If you've ever dieted, then you no doubt have encountered challenges in social situations. At some point, you're likely to be out with friends and family, and invariably, there is food involved and it's usually not on your diet plan. How can you learn to navigate these situations successfully, both socially and in terms of fitness? Your diet doesn't have to derail, but you don't have to be a hermit either. Here are a few tips to help you make the best of both worlds.
Plan your strategy-- Decide to make healthy choices at your next social function. Deciding in advance that you're going to make good choices and not giving yourself an option to do otherwise is helpful. If it's not a scheduled "cheat meal" then don't make it one.
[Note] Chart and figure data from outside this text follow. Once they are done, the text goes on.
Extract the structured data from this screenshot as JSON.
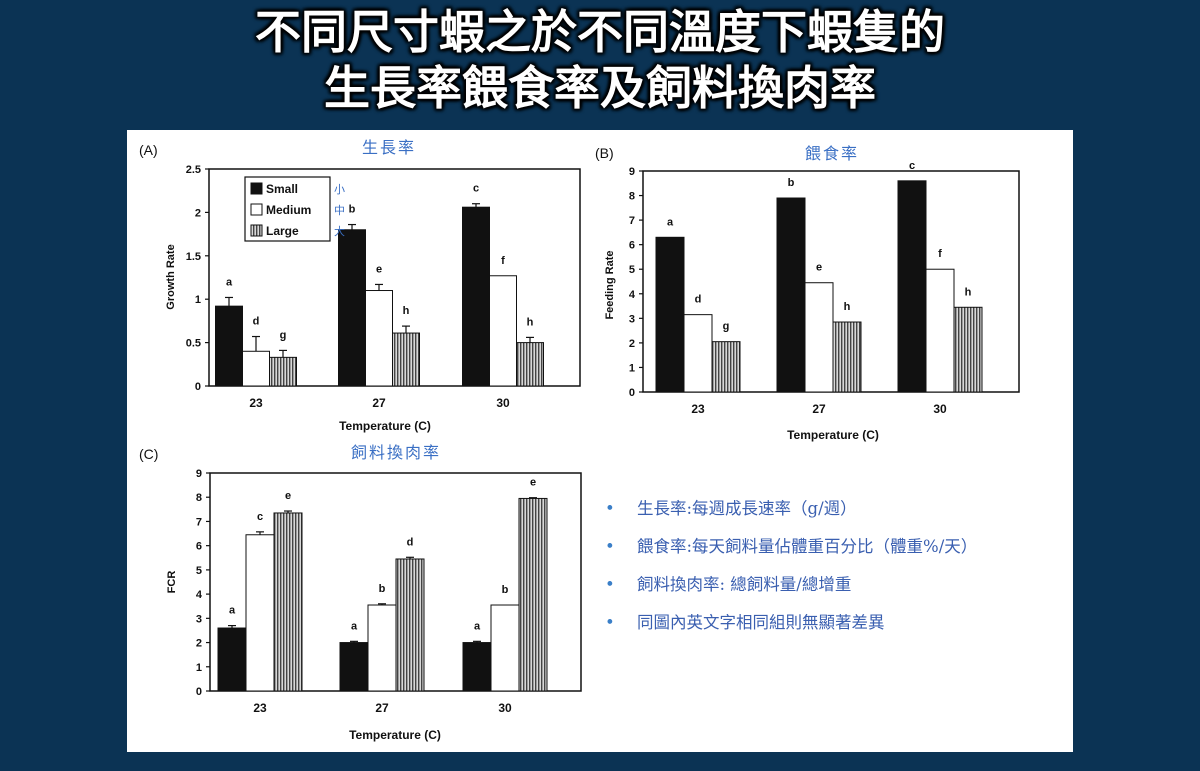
{
  "slide": {
    "title_line1": "不同尺寸蝦之於不同溫度下蝦隻的",
    "title_line2": "生長率餵食率及飼料換肉率"
  },
  "colors": {
    "background": "#0b3354",
    "small": "#111111",
    "medium": "#ffffff",
    "large": "#9a9a9a",
    "note_text": "#3a5fb0",
    "subtitle": "#3a6fc4"
  },
  "legend": [
    {
      "key": "small",
      "label": "Small",
      "cn": "小"
    },
    {
      "key": "medium",
      "label": "Medium",
      "cn": "中"
    },
    {
      "key": "large",
      "label": "Large",
      "cn": "大"
    }
  ],
  "notes": [
    "生長率:每週成長速率（g/週）",
    "餵食率:每天飼料量佔體重百分比（體重%/天）",
    "飼料換肉率: 總飼料量/總增重",
    "同圖內英文字相同組則無顯著差異"
  ],
  "chart_data": [
    {
      "id": "A",
      "panel_label": "(A)",
      "subtitle": "生長率",
      "type": "bar",
      "categories": [
        "23",
        "27",
        "30"
      ],
      "xlabel": "Temperature (C)",
      "ylabel": "Growth Rate",
      "ylim": [
        0,
        2.5
      ],
      "yticks": [
        0,
        0.5,
        1,
        1.5,
        2,
        2.5
      ],
      "ytick_labels": [
        "0",
        "0.5",
        "1",
        "1.5",
        "2",
        "2.5"
      ],
      "legend_placement": "top-left",
      "series": [
        {
          "name": "Small",
          "values": [
            0.92,
            1.8,
            2.06
          ],
          "errors": [
            0.1,
            0.06,
            0.04
          ],
          "letters": [
            "a",
            "b",
            "c"
          ]
        },
        {
          "name": "Medium",
          "values": [
            0.4,
            1.1,
            1.27
          ],
          "errors": [
            0.17,
            0.07,
            0.0
          ],
          "letters": [
            "d",
            "e",
            "f"
          ]
        },
        {
          "name": "Large",
          "values": [
            0.33,
            0.61,
            0.5
          ],
          "errors": [
            0.08,
            0.08,
            0.06
          ],
          "letters": [
            "g",
            "h",
            "h"
          ]
        }
      ]
    },
    {
      "id": "B",
      "panel_label": "(B)",
      "subtitle": "餵食率",
      "type": "bar",
      "categories": [
        "23",
        "27",
        "30"
      ],
      "xlabel": "Temperature (C)",
      "ylabel": "Feeding Rate",
      "ylim": [
        0,
        9
      ],
      "yticks": [
        0,
        1,
        2,
        3,
        4,
        5,
        6,
        7,
        8,
        9
      ],
      "ytick_labels": [
        "0",
        "1",
        "2",
        "3",
        "4",
        "5",
        "6",
        "7",
        "8",
        "9"
      ],
      "series": [
        {
          "name": "Small",
          "values": [
            6.3,
            7.9,
            8.6
          ],
          "errors": [
            0,
            0,
            0
          ],
          "letters": [
            "a",
            "b",
            "c"
          ]
        },
        {
          "name": "Medium",
          "values": [
            3.15,
            4.45,
            5.0
          ],
          "errors": [
            0,
            0,
            0
          ],
          "letters": [
            "d",
            "e",
            "f"
          ]
        },
        {
          "name": "Large",
          "values": [
            2.05,
            2.85,
            3.45
          ],
          "errors": [
            0,
            0,
            0
          ],
          "letters": [
            "g",
            "h",
            "h"
          ]
        }
      ]
    },
    {
      "id": "C",
      "panel_label": "(C)",
      "subtitle": "飼料換肉率",
      "type": "bar",
      "categories": [
        "23",
        "27",
        "30"
      ],
      "xlabel": "Temperature (C)",
      "ylabel": "FCR",
      "ylim": [
        0,
        9
      ],
      "yticks": [
        0,
        1,
        2,
        3,
        4,
        5,
        6,
        7,
        8,
        9
      ],
      "ytick_labels": [
        "0",
        "1",
        "2",
        "3",
        "4",
        "5",
        "6",
        "7",
        "8",
        "9"
      ],
      "series": [
        {
          "name": "Small",
          "values": [
            2.6,
            2.0,
            2.0
          ],
          "errors": [
            0.1,
            0.05,
            0.05
          ],
          "letters": [
            "a",
            "a",
            "a"
          ]
        },
        {
          "name": "Medium",
          "values": [
            6.45,
            3.55,
            3.55
          ],
          "errors": [
            0.12,
            0.05,
            0.0
          ],
          "letters": [
            "c",
            "b",
            "b"
          ]
        },
        {
          "name": "Large",
          "values": [
            7.35,
            5.45,
            7.95
          ],
          "errors": [
            0.08,
            0.07,
            0.03
          ],
          "letters": [
            "e",
            "d",
            "e"
          ]
        }
      ]
    }
  ]
}
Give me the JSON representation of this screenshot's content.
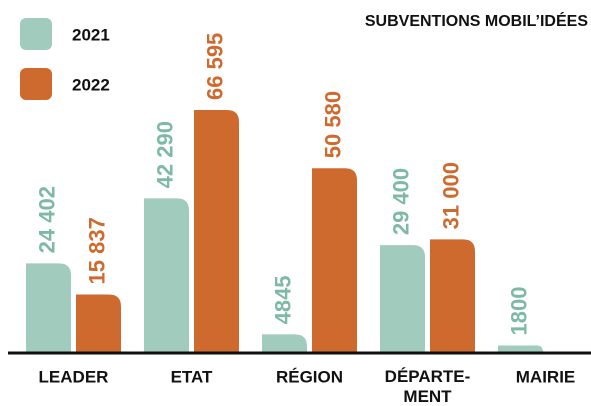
{
  "chart_data": {
    "type": "bar",
    "title": "SUBVENTIONS MOBIL’IDÉES",
    "categories": [
      "LEADER",
      "ETAT",
      "RÉGION",
      "DÉPARTE-\nMENT",
      "MAIRIE"
    ],
    "series": [
      {
        "name": "2021",
        "color": "#a0cbbd",
        "values": [
          24402,
          42290,
          4845,
          29400,
          1800
        ],
        "value_labels": [
          "24 402",
          "42 290",
          "4845",
          "29 400",
          "1800"
        ]
      },
      {
        "name": "2022",
        "color": "#cf6a2e",
        "values": [
          15837,
          66595,
          50580,
          31000,
          null
        ],
        "value_labels": [
          "15 837",
          "66 595",
          "50 580",
          "31 000",
          null
        ]
      }
    ]
  }
}
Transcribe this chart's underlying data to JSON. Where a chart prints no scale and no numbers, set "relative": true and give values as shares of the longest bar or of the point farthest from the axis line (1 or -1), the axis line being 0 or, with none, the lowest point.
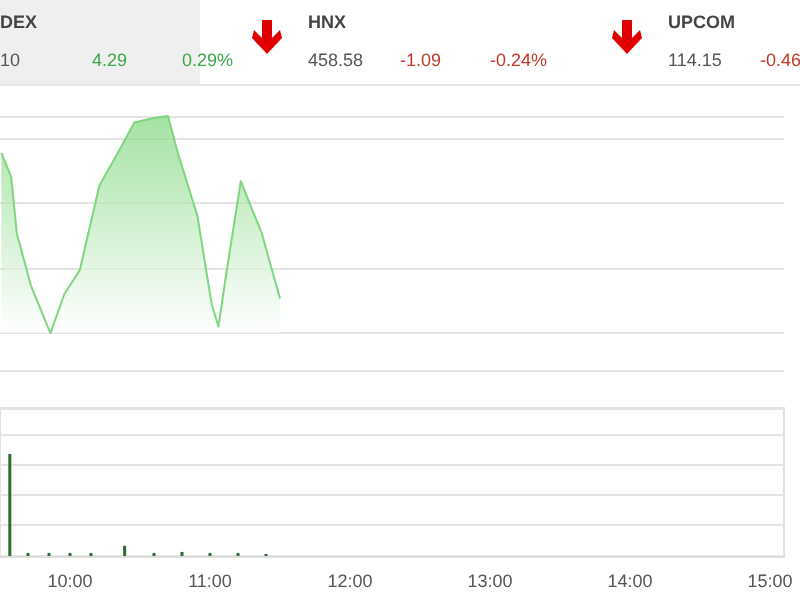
{
  "chart_data": [
    {
      "type": "other",
      "annotations": [
        "DEX",
        "10",
        "4.29",
        "0.29%",
        "HNX",
        "458.58",
        "-1.09",
        "-0.24%",
        "UPCOM",
        "114.15",
        "-0.46"
      ]
    },
    {
      "type": "area",
      "relative": true,
      "tick_labels": false,
      "grid": "y",
      "xlim": [
        9.5,
        15.1
      ],
      "x": [
        9.51,
        9.58,
        9.62,
        9.72,
        9.86,
        9.96,
        10.07,
        10.21,
        10.35,
        10.46,
        10.59,
        10.7,
        10.77,
        10.91,
        11.01,
        11.06,
        11.12,
        11.22,
        11.3,
        11.37,
        11.43,
        11.5
      ],
      "series": [
        {
          "color": "#7ed67e",
          "values": [
            0.83,
            0.72,
            0.46,
            0.22,
            0,
            0.18,
            0.29,
            0.68,
            0.84,
            0.97,
            0.99,
            1,
            0.83,
            0.54,
            0.14,
            0.03,
            0.29,
            0.7,
            0.57,
            0.46,
            0.32,
            0.16
          ]
        }
      ]
    },
    {
      "type": "bar",
      "relative": true,
      "tick_labels": "x",
      "grid": "y",
      "xlim": [
        9.5,
        15.1
      ],
      "xticks": [
        {
          "value": 10,
          "label": "10:00"
        },
        {
          "value": 11,
          "label": "11:00"
        },
        {
          "value": 12,
          "label": "12:00"
        },
        {
          "value": 13,
          "label": "13:00"
        },
        {
          "value": 14,
          "label": "14:00"
        },
        {
          "value": 15,
          "label": "15:00"
        }
      ],
      "x": [
        9.57,
        9.7,
        9.85,
        10.0,
        10.15,
        10.39,
        10.6,
        10.8,
        11.0,
        11.2,
        11.4
      ],
      "series": [
        {
          "color": "#2e6b34",
          "values": [
            1,
            0.03,
            0.03,
            0.03,
            0.03,
            0.1,
            0.03,
            0.04,
            0.03,
            0.03,
            0.02
          ]
        }
      ]
    }
  ]
}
Things you can do to help stay steadfast include some of the following:
- Avoid standing continuously near the food.
- If you're at a social function, then take it to heart -- and be social. That means tear yourself away from the buffet and make the rounds.
- Eat in advance -- don't show up to an event hungry! In an article published in Psychology Today, Dr. Judith Wurtman says that a snack high in carbohydrates about 30-45 minutes prior to a social situation can help you not overeat.
Pay attention-- On the website, Zen Habits, Leo Babauta discusses eating in social situations. He says it's difficult, if not impossible, to focus on two things at once. He says it's important to pay attention to your food while you're eating it, and then shift your attention to friends and family when you're done eating. This way, you can give 100% of your focus to each activity. This is part of being what's called "mindful." When you do eat, be aware of what you're eating (and enjoy it!) so you don't mindlessly overeat.
Here are a few ways to eat mindfully:
- Just eat. Try not to engage in too much conversation. Don't watch television, read books or surf the web. Have you ever finished a meal to find that you didn't really remember eating most of it? Chances are you weren't focused on the meal, and instead were consumed with another activity. Before you knew it your plate was empty and you were reaching for seconds so you could get some satisfaction from the meal.
- Don't automatically assume you need to eat because it's "meal-time" or you happen to be at a function where there is food. Ask yourself first if you're truly hungry. If the answer is yes, then go for it.
Try these tips to help you eat less while out:
- It's okay to split meals. According to an article in U.S. News & World Report, it's easier if you share with others. A good strategy is to get your own salad or appetizer and then go halves on an entrée with a friend. You'll both get a taste of everything but won't leave the table feeling stuffed.
- Have one plate of food if you are grazing and then stop. This way, you can see everything you're eating right in front of you. It's when you eat a little bit here, a little more over there and then try the dessert that you don't realize how much you just consumed. Stick to one and done.